Mr. Matthew Jellick is an English Language Fellow at DDU, College of Social Science and Humanities. Over the past few months he has been helping to facilitate the recent book donation project in which DDU was able to receive $485,000 worth of texts. Regarding the successfulness of the project Matthew says “Finally coming to fruition this past week, I am happy to announce that we received nearly 14,600 brand-new textbooks from International Book Project, working in partnership with the U.S. Embassy and Dire Dawa University! With a list price of nearly half a million dollars, the books were supplied by McGraw Hill Higher Education and encompass a wide array of disciplines from Medicine to Education and from Law to Business.”
Right to Left: Dr. Yitbarek Getachew (Vice President for Academic & Research Affairs at DDU), Mr. Matthew Jellick (English Language Fellow at CSSH, DDU), and Dr. Girma Goro (President of DDU)
Matthew also found this project was a challenging one, stating, “With daily emails across the country and globe, and with weekly telephone calls to all parties involved, I can say that it has certainly been an interesting learning experience. Totally different in nature from the Nike Football Donation Project I am organizing, this Book Donation Project was more challenging in that it encompassed sea transport between the U.S. and Djibouti and then land transport between Djibouti and Ethiopia. Customs clearances, tariff billings and language barriers created a climate where it was actually easier and cheaper to move across 8,000 kilometers of Ocean than it was to transport over 400 kilometers of land. Nonetheless, last month we received the books at the University with the President and Vice President presiding over a small ceremony, happy that one part of the process had ended and encouraged about the next steps of utilization’’.
Unloading the Text books
From International Book Project was Merritt, who worked tirelessly from his end, updating us on the sea transit and alerting us to the arrival dates in Port. He is an expert who has done this before with many other countries, he helped guide us through the logistical side of things, including the packing lists, price points, and impending deadlines.
For its part, the Public Affairs Section at the U.S Embassy in Addis helped out with all of the shipping costs ($ 8,000).

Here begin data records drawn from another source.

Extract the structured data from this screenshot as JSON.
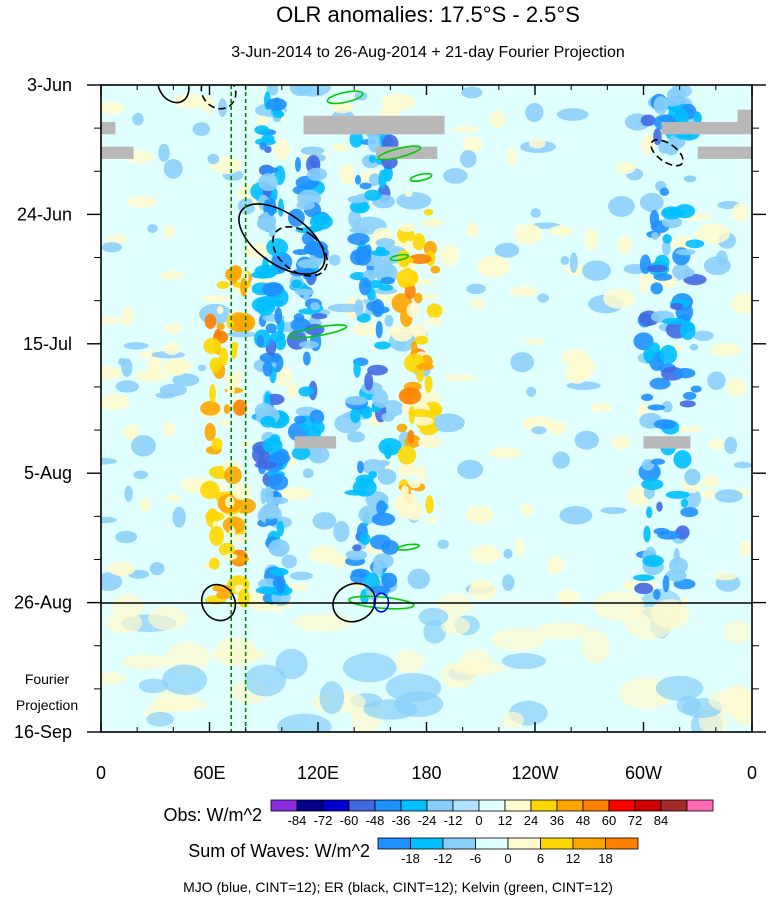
{
  "chart_data": {
    "type": "heatmap",
    "title": "OLR anomalies: 17.5°S - 2.5°S",
    "subtitle": "3-Jun-2014 to 26-Aug-2014 + 21-day Fourier Projection",
    "x_tick_labels": [
      "0",
      "60E",
      "120E",
      "180",
      "120W",
      "60W",
      "0"
    ],
    "x_tick_longitudes": [
      0,
      60,
      120,
      180,
      240,
      300,
      360
    ],
    "xlim": [
      0,
      360
    ],
    "y_tick_labels": [
      "3-Jun",
      "24-Jun",
      "15-Jul",
      "5-Aug",
      "26-Aug",
      "16-Sep"
    ],
    "y_tick_days": [
      0,
      21,
      42,
      63,
      84,
      105
    ],
    "ylim_days": [
      0,
      105
    ],
    "observation_end_day": 84,
    "projection_label_line1": "Fourier",
    "projection_label_line2": "Projection",
    "obs_legend": {
      "label": "Obs: W/m^2",
      "levels": [
        "-84",
        "-72",
        "-60",
        "-48",
        "-36",
        "-24",
        "-12",
        "0",
        "12",
        "24",
        "36",
        "48",
        "60",
        "72",
        "84"
      ],
      "colors": [
        "#8a2be2",
        "#00008b",
        "#0000cd",
        "#4169e1",
        "#1e90ff",
        "#00bfff",
        "#87cefa",
        "#b0e2ff",
        "#e0ffff",
        "#fffacd",
        "#ffd700",
        "#ffa500",
        "#ff7f00",
        "#ff0000",
        "#cd0000",
        "#a52a2a",
        "#ff69b4"
      ]
    },
    "waves_legend": {
      "label": "Sum of Waves: W/m^2",
      "levels": [
        "-18",
        "-12",
        "-6",
        "0",
        "6",
        "12",
        "18"
      ],
      "colors": [
        "#1e90ff",
        "#00bfff",
        "#87cefa",
        "#e0ffff",
        "#fffacd",
        "#ffd700",
        "#ffa500",
        "#ff7f00"
      ]
    },
    "footer": "MJO (blue, CINT=12); ER (black, CINT=12); Kelvin (green, CINT=12)",
    "mjo_reference_longitudes": [
      72,
      80
    ],
    "convective_bands": [
      {
        "lon": [
          88,
          100
        ],
        "day": [
          0,
          84
        ],
        "sign": "negative"
      },
      {
        "lon": [
          108,
          122
        ],
        "day": [
          10,
          60
        ],
        "sign": "negative"
      },
      {
        "lon": [
          140,
          160
        ],
        "day": [
          5,
          84
        ],
        "sign": "negative"
      },
      {
        "lon": [
          165,
          185
        ],
        "day": [
          20,
          70
        ],
        "sign": "positive"
      },
      {
        "lon": [
          60,
          80
        ],
        "day": [
          30,
          84
        ],
        "sign": "positive"
      },
      {
        "lon": [
          300,
          330
        ],
        "day": [
          0,
          84
        ],
        "sign": "negative"
      }
    ],
    "missing_data_bars": [
      {
        "lon": [
          0,
          8
        ],
        "day": [
          6,
          8
        ]
      },
      {
        "lon": [
          0,
          18
        ],
        "day": [
          10,
          12
        ]
      },
      {
        "lon": [
          112,
          140
        ],
        "day": [
          5,
          8
        ]
      },
      {
        "lon": [
          152,
          186
        ],
        "day": [
          10,
          12
        ]
      },
      {
        "lon": [
          130,
          190
        ],
        "day": [
          5,
          8
        ]
      },
      {
        "lon": [
          310,
          360
        ],
        "day": [
          6,
          8
        ]
      },
      {
        "lon": [
          352,
          360
        ],
        "day": [
          4,
          6
        ]
      },
      {
        "lon": [
          330,
          360
        ],
        "day": [
          10,
          12
        ]
      },
      {
        "lon": [
          107,
          130
        ],
        "day": [
          57,
          59
        ]
      },
      {
        "lon": [
          300,
          326
        ],
        "day": [
          57,
          59
        ]
      }
    ],
    "er_contours": [
      {
        "lon": 100,
        "day": 25,
        "dlon": 14,
        "dday": 8,
        "tilt": -55,
        "style": "solid"
      },
      {
        "lon": 110,
        "day": 27,
        "dlon": 11,
        "dday": 5,
        "tilt": -52,
        "style": "dashed"
      },
      {
        "lon": 40,
        "day": 0,
        "dlon": 8,
        "dday": 3,
        "tilt": -30,
        "style": "solid"
      },
      {
        "lon": 65,
        "day": 1,
        "dlon": 9,
        "dday": 3,
        "tilt": -40,
        "style": "dashed"
      },
      {
        "lon": 65,
        "day": 84,
        "dlon": 9,
        "dday": 3,
        "tilt": -30,
        "style": "solid"
      },
      {
        "lon": 140,
        "day": 84,
        "dlon": 12,
        "dday": 3,
        "tilt": -25,
        "style": "solid"
      },
      {
        "lon": 313,
        "day": 11,
        "dlon": 5,
        "dday": 3,
        "tilt": -55,
        "style": "dashed"
      }
    ],
    "mjo_contours": [
      {
        "lon": 155,
        "day": 84,
        "dlon": 4,
        "dday": 1.5,
        "tilt": 0,
        "style": "solid"
      }
    ],
    "kelvin_contours": [
      {
        "lon": 135,
        "day": 2,
        "dlon": 10,
        "dday": 0.8,
        "tilt": -12
      },
      {
        "lon": 165,
        "day": 11,
        "dlon": 12,
        "dday": 0.7,
        "tilt": -14
      },
      {
        "lon": 177,
        "day": 15,
        "dlon": 6,
        "dday": 0.5,
        "tilt": -12
      },
      {
        "lon": 165,
        "day": 28,
        "dlon": 5,
        "dday": 0.4,
        "tilt": -10
      },
      {
        "lon": 120,
        "day": 40,
        "dlon": 16,
        "dday": 0.7,
        "tilt": -10
      },
      {
        "lon": 170,
        "day": 75,
        "dlon": 6,
        "dday": 0.4,
        "tilt": -8
      },
      {
        "lon": 155,
        "day": 84,
        "dlon": 18,
        "dday": 0.9,
        "tilt": 5
      }
    ]
  }
}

Finally, Firew has also acknowledged the management of DDU, Tadesse Customs and Transit Agent (Dire Dawa), DDU staffs: Ephrem Belete, Eman Mohammed, Eyob Nega, Anwar Adem, Takele Bekele, Markos Medhin, Woretaw Chale, Mesfin Tsegaye, Yonas Abera, Gizate Gete, Zerah Wolde, Abdulkerim Adem, and Getnet Tolessa, and, all staffs of the English Language and Literature Department.
Currently the nearly 14,600 books are in the process of being cataloged through the university’s system, with smaller donations going to the local libraries and schools as deemed necessary by content and level. Moreover, members of the Front Office have plans to visit the university and hold a ceremony celebrating the donation while recognizing it as a truly beneficial endeavor for the larger community of Dire Dawa.